La política es más difícil que las matemáticas, decía Einstein, que sabía mucho de números. ¿Será por eso que los analistas políticos buscan las certezas de las cifras porque es más difícil analizar lo que es contradictorio, complejo, cambiante e impredecible como la vida misma, la política?
El calendario impone el año que pasó y el balance como reflexión. Pero ante la danza de los números que miden aprobación, rechazo, expectativas, imágenes positivas y de las otras, futuros electorales, dan ganas de acudir a otro sabio, Leonardo da Vinci, para repetir su exhortación a los dueños de los números: “matemáticos corrijan el error, los números no tienen alma.” Exactamente lo que debe tener la política.

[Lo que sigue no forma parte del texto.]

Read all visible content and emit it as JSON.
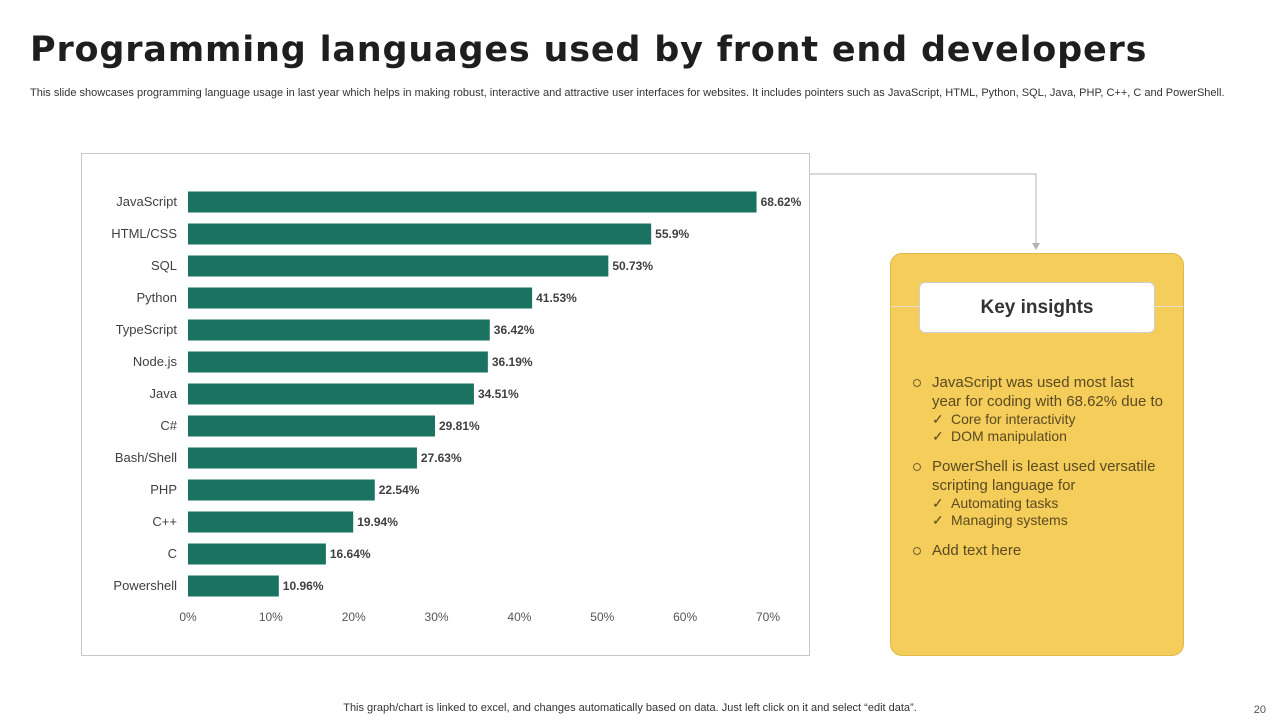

No porque no reconozca en el año que despedimos algunos errores como los atajos de los decretos o las pruebas de ensayo-error sino porque la vida política no puede encorsetarse con un número o simplificarse con una calificación. Además, por hablar tanto de cifras y porcentajes, los intereses desplazan los valores democráticos, que no terminan de cristalizarse en una auténtica cultura de convivencia.
Hubo en este año cambios significativos como el que el Parlamento haya recuperado la deliberación y se haya aprobado un Presupuesto sin “dibujar” los números y se tienda a restituir las facultades del Congreso. Sin embargo, sobrevive la cultura de la extorsión, el oportunismo político y la mentira. Sin que terminemos de incorporar como valor que la negociación es inherente al sistema democrático.
Nadie es perseguido por las ideas políticas que profesa pero decir lo que se piensa sigue siendo un acto de coraje por los insultos y las descalificaciones personales.
Se aprobó una ley de acceso a la información, lo que nos saca del lugar de la penitencia por ser uno de los pocos países en la región que no habían garantizado ese derecho fundamental de la ciudadanía para transparentar las cuestiones públicas y los negocios del Estado. Sin embargo, los hechos están fuera del debate público, dominado por las opiniones. Todos opinamos sobre la opinión ajena frente a una audiencia crispada por tanto griterío y tanta descalificación personal. Si en la década de los noventa, los negocios televisivos vaciaron las pantalla de los programas periodísticos, una responsabilidad ineludible con el debate público de la democracia, hoy, la espectacularización de los gritos y las descalificaciones personales fomentan la desafección de la ciudadanía con la política que comenzó a rehabilitarse con lo que la define, el díalogo institucional, la negociación, los consensos. Aspectos culturales que los números no registran. Pero como estoy entre los argentinos condescendientes con este gobierno porque le vi la cara a “la bestia” que estuvo a punto de tragarnos la democracia, ante la obscenidad pornográfica de la corrupción, puedo reconocer la ironía de Eisntein en relación con las dificultades de la política. Por eso acudo a un economista que explica los números con las instituciones democráticas: Angus Deaton, Premio Nobel de Economía de 2015, para quien la causa de la pobreza y las desigualdades hay que buscarla en la falta de instituciones apropiadas, una burocracia ineficaz, una Justicia que no funciona, un sistema tributario ineficiente y la desconfianza mutua. Todo lo que debe resolver la política. De modo que a la pregunta de un año atrás, en estas mismas páginas, sobre cuánto sinceramiento estamos dispuestos a tolerar después de tanta simulación, vale preguntar cuánto estamos dispuestos a colaborar para que la política sirva para construir y abandone lo que la niega, las batalla, la lógica del enemigo, la desconfianza. Al final, el verdadero cambio se produce cuando dejamos de poner nuestras culpas en los otros y asumimos nuestras responsabilidades. Para crecer sobre nosotros mismos debemos dejar de simplificar la sociedad con fórmulas ideológicas y salir del lugar de víctimas. Una tarea de todos que no podemos eludir a la hora de encarar el devenir democrático.
*Escritora. Ex senadora de la Nación.